The International Criminal Court (ICC) has demanded the release of four staff members detained by an armed Libyan group.
"The current situation in Libya is one of distrust between the authorities in Zintan and Tripoli. There's been a strong feeling among the Zintanis for some time that if Saif [al-Islam] was rendered to those that would hold him in custody in Tripoli, that he would be aided to escape."
- William Lawrence from the International Crisis Group
On Friday, the armed brigade that has been holding Saif al-Islam, Muammar Gaddafi's son, captured four ICC staff members who went to meet him, accusing them of trying to pass documents to him.
The incident highlights the problems posed by the existence of powerful local militias in Libya and calls into question the authority of the central government under the National Transitional Council (NTC) in the run-up to the general elections.
The ICC and Libyan authorities have been unable to agree on where al-Islam should be tried.
The ICC wants to try him for crimes against humanity. But Libya says he should be tried in his own country and has refused to hand him over to the ICC.
The interim government is also facing other problems. More than 250 people have been killed in tribal clashes in southeast Libya since February.
On Saturday, fresh clashes between Libyan soldiers and tribesmen erupted in the remote southeastern town of Kufra. Two people were killed and several were injured.
"The NTC has the full power, the full authority, the full trust of the Libyan people."
- Waheed Burshan, an independent Libyan parliamentary candidate
Last Monday, an armed group - angered by the arrest of their commander - stormed Libya's main airport runway, forcing it to shut down for several hours.

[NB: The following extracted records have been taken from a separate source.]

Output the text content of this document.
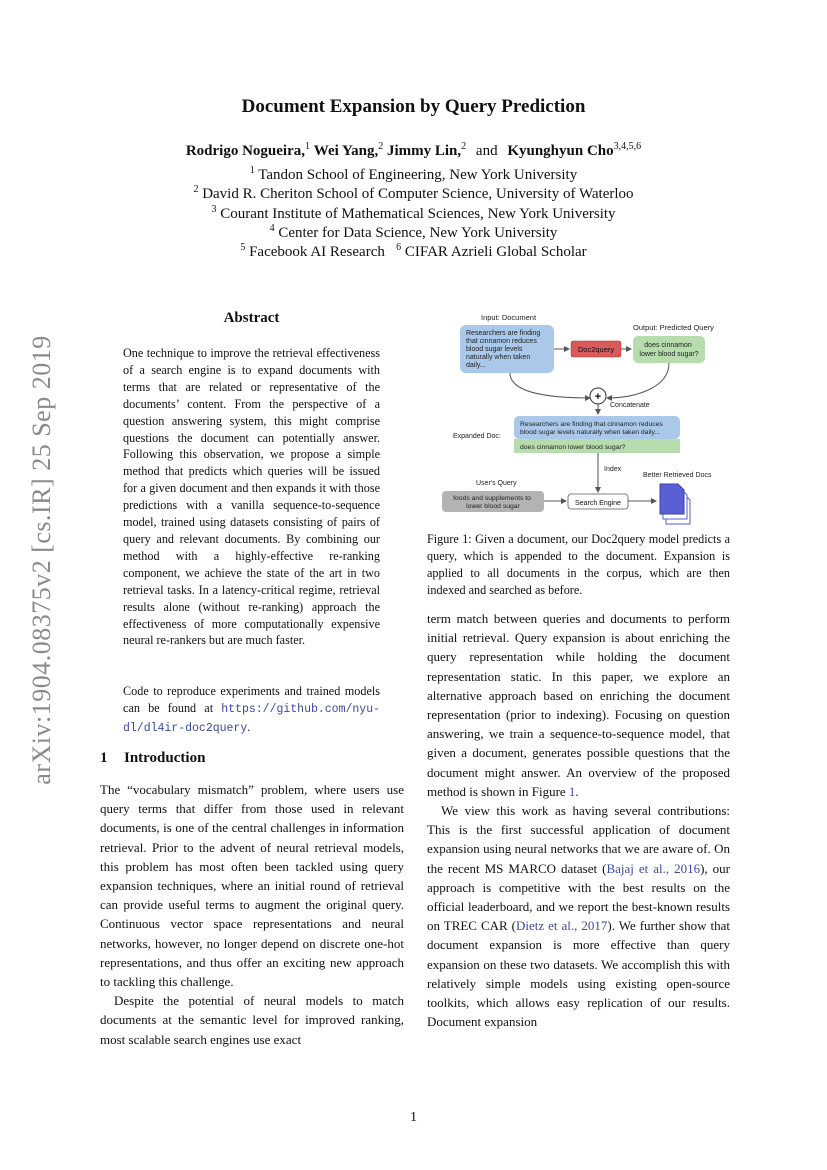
arXiv:1904.08375v2 [cs.IR] 25 Sep 2019
Document Expansion by Query Prediction
Rodrigo Nogueira,$^1$ Wei Yang,$^2$ Jimmy Lin,$^2$ and Kyunghyun Cho$^{3,4,5,6}$
$^1$ Tandon School of Engineering, New York University
$^2$ David R. Cheriton School of Computer Science, University of Waterloo
$^3$ Courant Institute of Mathematical Sciences, New York University
$^4$ Center for Data Science, New York University
$^5$ Facebook AI Research $^6$ CIFAR Azrieli Global Scholar
Abstract

One technique to improve the retrieval effectiveness of a search engine is to expand documents with terms that are related or representative of the documents’ content. From the perspective of a question answering system, this might comprise questions the document can potentially answer. Following this observation, we propose a simple method that predicts which queries will be issued for a given document and then expands it with those predictions with a vanilla sequence-to-sequence model, trained using datasets consisting of pairs of query and relevant documents. By combining our method with a highly-effective re-ranking component, we achieve the state of the art in two retrieval tasks. In a latency-critical regime, retrieval results alone (without re-ranking) approach the effectiveness of more computationally expensive neural re-rankers but are much faster.

Code to reproduce experiments and trained models can be found at https://github.com/nyu-dl/dl4ir-doc2query.
1 Introduction

The “vocabulary mismatch” problem, where users use query terms that differ from those used in relevant documents, is one of the central challenges in information retrieval. Prior to the advent of neural retrieval models, this problem has most often been tackled using query expansion techniques, where an initial round of retrieval can provide useful terms to augment the original query. Continuous vector space representations and neural networks, however, no longer depend on discrete one-hot representations, and thus offer an exciting new approach to tackling this challenge.

Despite the potential of neural models to match documents at the semantic level for improved ranking, most scalable search engines use exact

Input: Document
Researchers are finding that cinnamon reduces blood sugar levels naturally when taken daily...
Doc2query
Output: Predicted Query
does cinnamon lower blood sugar?
+
Concatenate
Expanded Doc:
Researchers are finding that cinnamon reduces blood sugar levels naturally when taken daily...
does cinnamon lower blood sugar?
Index
Better Retrieved Docs
User's Query
foods and supplements to lower blood sugar	Search Engine
Figure 1: Given a document, our Doc2query model predicts a query, which is appended to the document. Expansion is applied to all documents in the corpus, which are then indexed and searched as before.

term match between queries and documents to perform initial retrieval. Query expansion is about enriching the query representation while holding the document representation static. In this paper, we explore an alternative approach based on enriching the document representation (prior to indexing). Focusing on question answering, we train a sequence-to-sequence model, that given a document, generates possible questions that the document might answer. An overview of the proposed method is shown in Figure 1.

We view this work as having several contributions: This is the first successful application of document expansion using neural networks that we are aware of. On the recent MS MARCO dataset (Bajaj et al., 2016), our approach is competitive with the best results on the official leaderboard, and we report the best-known results on TREC CAR (Dietz et al., 2017). We further show that document expansion is more effective than query expansion on these two datasets. We accomplish this with relatively simple models using existing open-source toolkits, which allows easy replication of our results. Document expansion

1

And last month, one person was killed and several injured when armed men started shooting outside the Libyan prime minister's office.
Inside Story asks: Is the Libyan judiciary capable of guaranteeing a fair trial for Saif al-Islam or should he be handed over to the ICC? And are Libyans ready for their first elections in four decades?
Joining presenter Hazem Sika to discuss these issues are guests: Saad Djebbar, an international lawyer and political analyst; Waheed Burshan, an independent candidate in the Libyan parliamentary elections; William Lawrence, the North Africa project director for the International Crisis Group.
"The problem is some militias, opportunistic elements, which emerged after Gaddafi's downfall, they set up themselves in business and those are now the main source of trouble. Good news is the original armed groups are now dealing with these elements in a very responsible manner."